We read with great interest the article by Dr. Wilson and colleagues entitled Association of Radiographic Emphysema and Airflow Obstruction with Lung Cancer. Regarding the relationship between emphysema and risk of lung cancer, we are delighted that this work reproduces the results previously published by our group, thus validating their significance. There are a few comments we would like to make about this important study.
First, although we acknowledge the differences in the study populations (age, smoking history and status, and clinical characterization), the higher prevalence of emphysema (47%) and chronic obstructive pulmonary disease (COPD) (47%) in comparison to our cohort is somewhat surprising. The higher prevalence of emphysema may be explained by the age (older) and smoking history (greater) of Wilson and coworkers' population.
Perhaps the higher prevalence of COPD is due to the fact that in their study, Wilson and coworkers performed spirometry without bronchodilator to diagnose and grade COPD. Lack of use of bronchodilators has elsewhere been associated with overdiagnosis of COPD in as many as 33% of individuals.

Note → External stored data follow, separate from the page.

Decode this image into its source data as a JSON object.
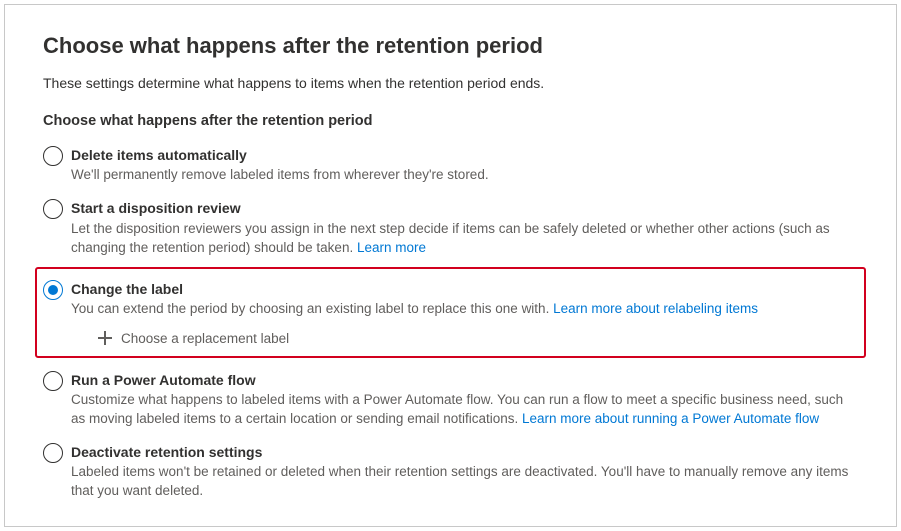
{
  "page": {
    "title": "Choose what happens after the retention period",
    "intro": "These settings determine what happens to items when the retention period ends.",
    "section_heading": "Choose what happens after the retention period"
  },
  "options": {
    "delete": {
      "title": "Delete items automatically",
      "desc": "We'll permanently remove labeled items from wherever they're stored."
    },
    "review": {
      "title": "Start a disposition review",
      "desc": "Let the disposition reviewers you assign in the next step decide if items can be safely deleted or whether other actions (such as changing the retention period) should be taken.  ",
      "link": "Learn more"
    },
    "change": {
      "title": "Change the label",
      "desc": "You can extend the period by choosing an existing label to replace this one with. ",
      "link": "Learn more about relabeling items",
      "action": "Choose a replacement label"
    },
    "flow": {
      "title": "Run a Power Automate flow",
      "desc": "Customize what happens to labeled items with a Power Automate flow. You can run a flow to meet a specific business need, such as moving labeled items to a certain location or sending email notifications. ",
      "link": "Learn more about running a Power Automate flow"
    },
    "deactivate": {
      "title": "Deactivate retention settings",
      "desc": "Labeled items won't be retained or deleted when their retention settings are deactivated. You'll have to manually remove any items that you want deleted."
    }
  }
}
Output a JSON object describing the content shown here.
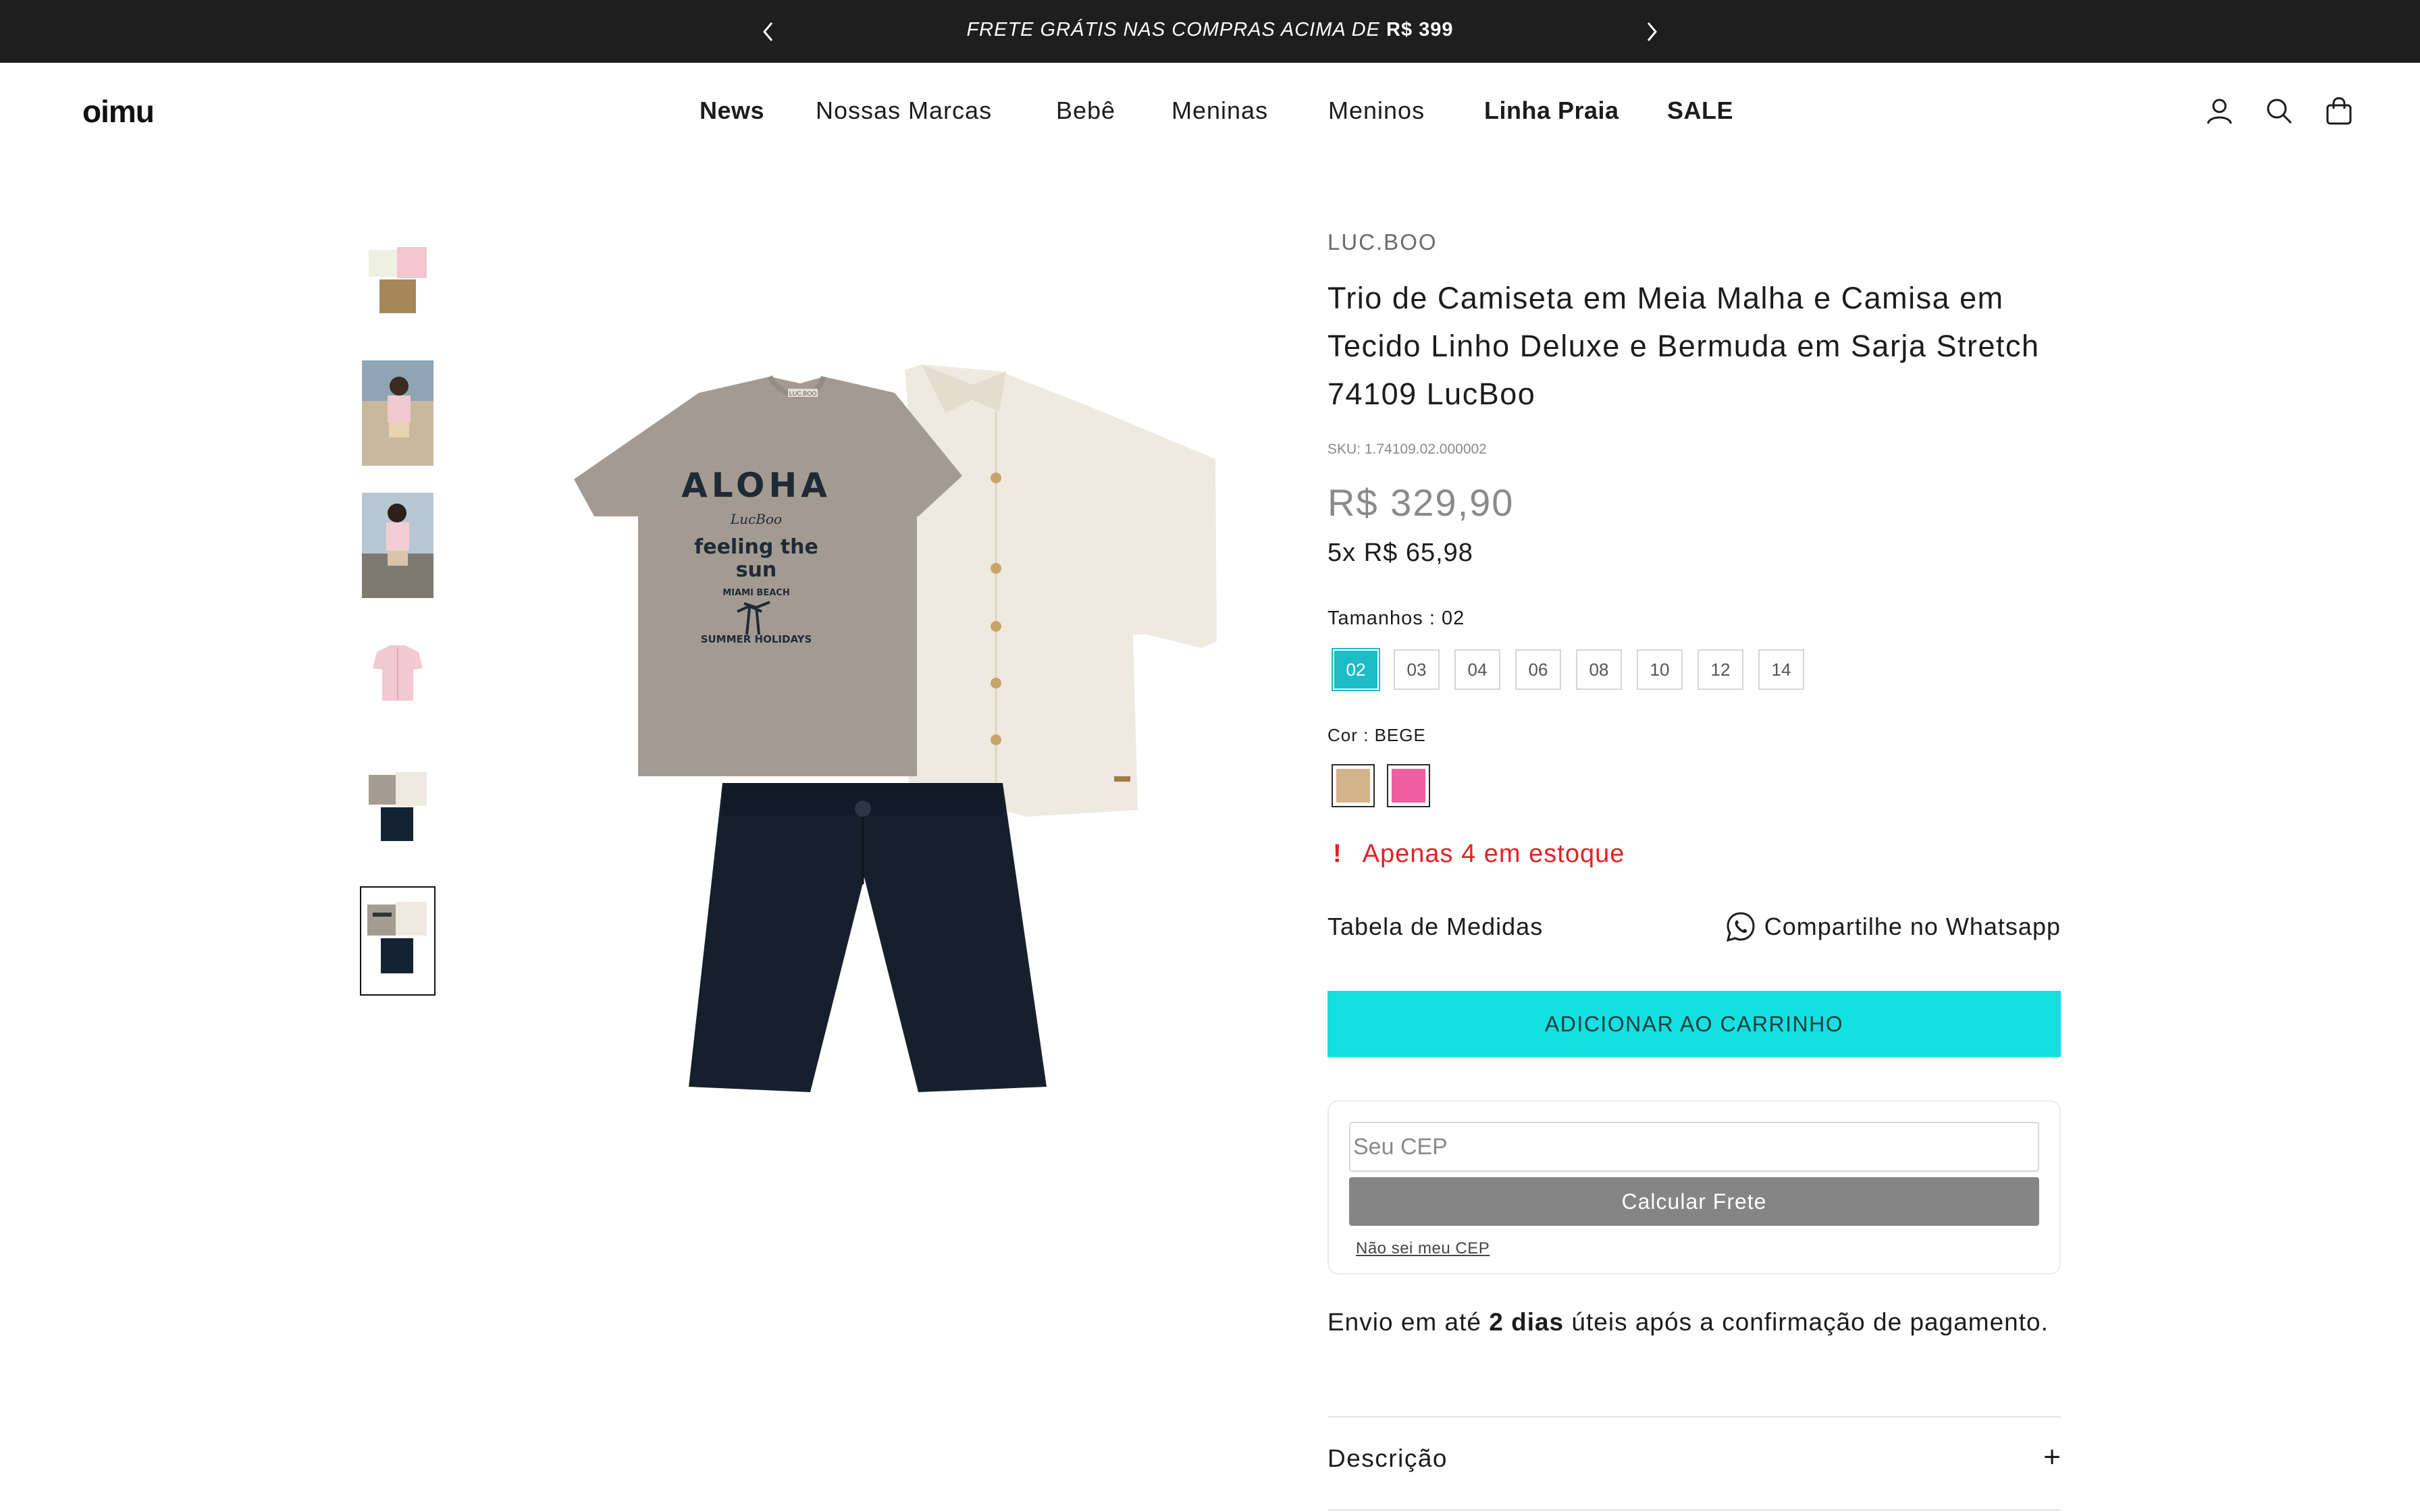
{
  "announcement": {
    "text": "FRETE GRÁTIS NAS COMPRAS ACIMA DE ",
    "highlight": "R$ 399"
  },
  "header": {
    "logo": "oimu",
    "nav": [
      {
        "label": "News",
        "bold": true
      },
      {
        "label": "Nossas Marcas",
        "bold": false
      },
      {
        "label": "Bebê",
        "bold": false
      },
      {
        "label": "Meninas",
        "bold": false
      },
      {
        "label": "Meninos",
        "bold": false
      },
      {
        "label": "Linha Praia",
        "bold": true
      },
      {
        "label": "SALE",
        "bold": true
      }
    ],
    "icons": [
      "account-icon",
      "search-icon",
      "cart-icon"
    ]
  },
  "gallery": {
    "thumbnails": [
      "outfit-flat-lay",
      "boy-on-beach-front",
      "boy-on-beach-back",
      "pink-shirt",
      "outfit-beige-navy",
      "outfit-aloha-set"
    ],
    "active_index": 5,
    "main_image": {
      "tshirt_text": [
        "ALOHA",
        "LucBoo",
        "feeling the",
        "sun",
        "MIAMI BEACH",
        "SUMMER HOLIDAYS"
      ],
      "tag": "LUC.BOO"
    }
  },
  "product": {
    "brand": "LUC.BOO",
    "title": "Trio de Camiseta em Meia Malha e Camisa em Tecido Linho Deluxe e Bermuda em Sarja Stretch 74109 LucBoo",
    "sku": "SKU: 1.74109.02.000002",
    "price": "R$ 329,90",
    "installments_prefix": "5x ",
    "installments_value": "R$ 65,98",
    "size_label": "Tamanhos : ",
    "size_selected": "02",
    "sizes": [
      "02",
      "03",
      "04",
      "06",
      "08",
      "10",
      "12",
      "14"
    ],
    "color_label": "Cor : ",
    "color_selected": "BEGE",
    "colors": [
      "#d5b38b",
      "#ee5fa2"
    ],
    "stock_icon": "!",
    "stock_text": "Apenas 4 em estoque",
    "size_chart": "Tabela de Medidas",
    "whatsapp": "Compartilhe no Whatsapp",
    "add_to_cart": "ADICIONAR AO CARRINHO",
    "cep_placeholder": "Seu CEP",
    "cep_button": "Calcular Frete",
    "cep_link": "Não sei meu CEP",
    "shipping_prefix": "Envio em até ",
    "shipping_bold": "2 dias",
    "shipping_suffix": " úteis após a confirmação de pagamento.",
    "description_label": "Descrição",
    "description_toggle": "+"
  },
  "colors": {
    "topbar": "#1e1e1e",
    "accent": "#13e0e0",
    "size_selected": "#1dbcc6",
    "stock": "#e22222"
  }
}
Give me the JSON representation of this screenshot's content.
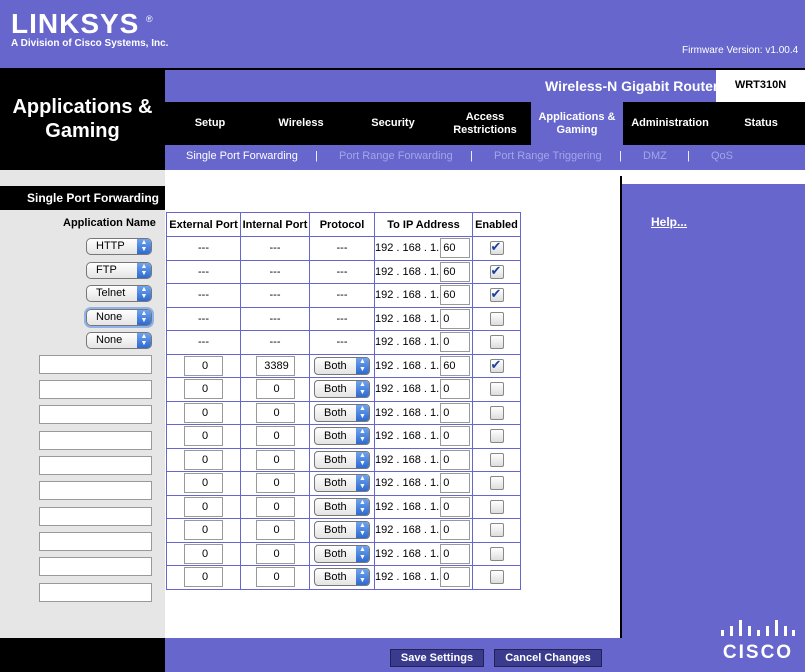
{
  "brand": {
    "logo": "LINKSYS",
    "tagline": "A Division of Cisco Systems, Inc.",
    "firmware": "Firmware Version: v1.00.4",
    "product": "Wireless-N Gigabit Router",
    "model": "WRT310N",
    "footer_logo": "CISCO"
  },
  "page": {
    "title_line1": "Applications &",
    "title_line2": "Gaming"
  },
  "nav": {
    "tabs": [
      {
        "line1": "Setup",
        "line2": ""
      },
      {
        "line1": "Wireless",
        "line2": ""
      },
      {
        "line1": "Security",
        "line2": ""
      },
      {
        "line1": "Access",
        "line2": "Restrictions"
      },
      {
        "line1": "Applications &",
        "line2": "Gaming"
      },
      {
        "line1": "Administration",
        "line2": ""
      },
      {
        "line1": "Status",
        "line2": ""
      }
    ],
    "active_tab": "Applications & Gaming"
  },
  "subnav": {
    "items": [
      "Single Port Forwarding",
      "Port Range Forwarding",
      "Port Range Triggering",
      "DMZ",
      "QoS"
    ],
    "separator": "|",
    "active": "Single Port Forwarding"
  },
  "section": {
    "title": "Single Port Forwarding",
    "help": "Help..."
  },
  "table": {
    "app_name_header": "Application Name",
    "headers": [
      "External Port",
      "Internal Port",
      "Protocol",
      "To IP Address",
      "Enabled"
    ],
    "ip_prefix": "192 . 168 . 1.",
    "preset_rows": [
      {
        "app": "HTTP",
        "ext": "---",
        "int": "---",
        "proto": "---",
        "ip": "60",
        "enabled": true
      },
      {
        "app": "FTP",
        "ext": "---",
        "int": "---",
        "proto": "---",
        "ip": "60",
        "enabled": true
      },
      {
        "app": "Telnet",
        "ext": "---",
        "int": "---",
        "proto": "---",
        "ip": "60",
        "enabled": true
      },
      {
        "app": "None",
        "ext": "---",
        "int": "---",
        "proto": "---",
        "ip": "0",
        "enabled": false
      },
      {
        "app": "None",
        "ext": "---",
        "int": "---",
        "proto": "---",
        "ip": "0",
        "enabled": false
      }
    ],
    "custom_rows": [
      {
        "name": "",
        "ext": "0",
        "int": "3389",
        "proto": "Both",
        "ip": "60",
        "enabled": true
      },
      {
        "name": "",
        "ext": "0",
        "int": "0",
        "proto": "Both",
        "ip": "0",
        "enabled": false
      },
      {
        "name": "",
        "ext": "0",
        "int": "0",
        "proto": "Both",
        "ip": "0",
        "enabled": false
      },
      {
        "name": "",
        "ext": "0",
        "int": "0",
        "proto": "Both",
        "ip": "0",
        "enabled": false
      },
      {
        "name": "",
        "ext": "0",
        "int": "0",
        "proto": "Both",
        "ip": "0",
        "enabled": false
      },
      {
        "name": "",
        "ext": "0",
        "int": "0",
        "proto": "Both",
        "ip": "0",
        "enabled": false
      },
      {
        "name": "",
        "ext": "0",
        "int": "0",
        "proto": "Both",
        "ip": "0",
        "enabled": false
      },
      {
        "name": "",
        "ext": "0",
        "int": "0",
        "proto": "Both",
        "ip": "0",
        "enabled": false
      },
      {
        "name": "",
        "ext": "0",
        "int": "0",
        "proto": "Both",
        "ip": "0",
        "enabled": false
      },
      {
        "name": "",
        "ext": "0",
        "int": "0",
        "proto": "Both",
        "ip": "0",
        "enabled": false
      }
    ]
  },
  "buttons": {
    "save": "Save Settings",
    "cancel": "Cancel Changes"
  },
  "colors": {
    "brand_purple": "#6666cc",
    "black": "#000000",
    "panel_grey": "#e6e6e6"
  }
}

In Wilson and coworkers' group, many individuals may not have COPD according to current defining criteria, and many othersmay have less severe COPD, both of which results could seriously influence the statistical analysis. We wonder whether a correct diagnosis of COPD by post-bronchodilator spirometry would also result in a negative association between airway obstruction and risk of lung cancer, as we found in our cohort.
Second, we encourage the authors to analyze the association between the pathologic characterization of the 99 lung cancers diagnosed in their cohort and the presence of emphysema. In our study, emphysema was associated more commonly with adenocarcinoma, and the tumors were located in the emphysematous areas in themajority of patients. Finally, we feel that a more detailed description of the protocol for the diagnosis of lung cancer in this screening trial is warranted.
We find that the drop in compliance to 25% by the third year is quite striking. In spite of these discrepancies, we believe that studies such as Wilson and coworkers' and the one published by our group underline the importance of the relationship between two of the most common and deadly diseases among smokers.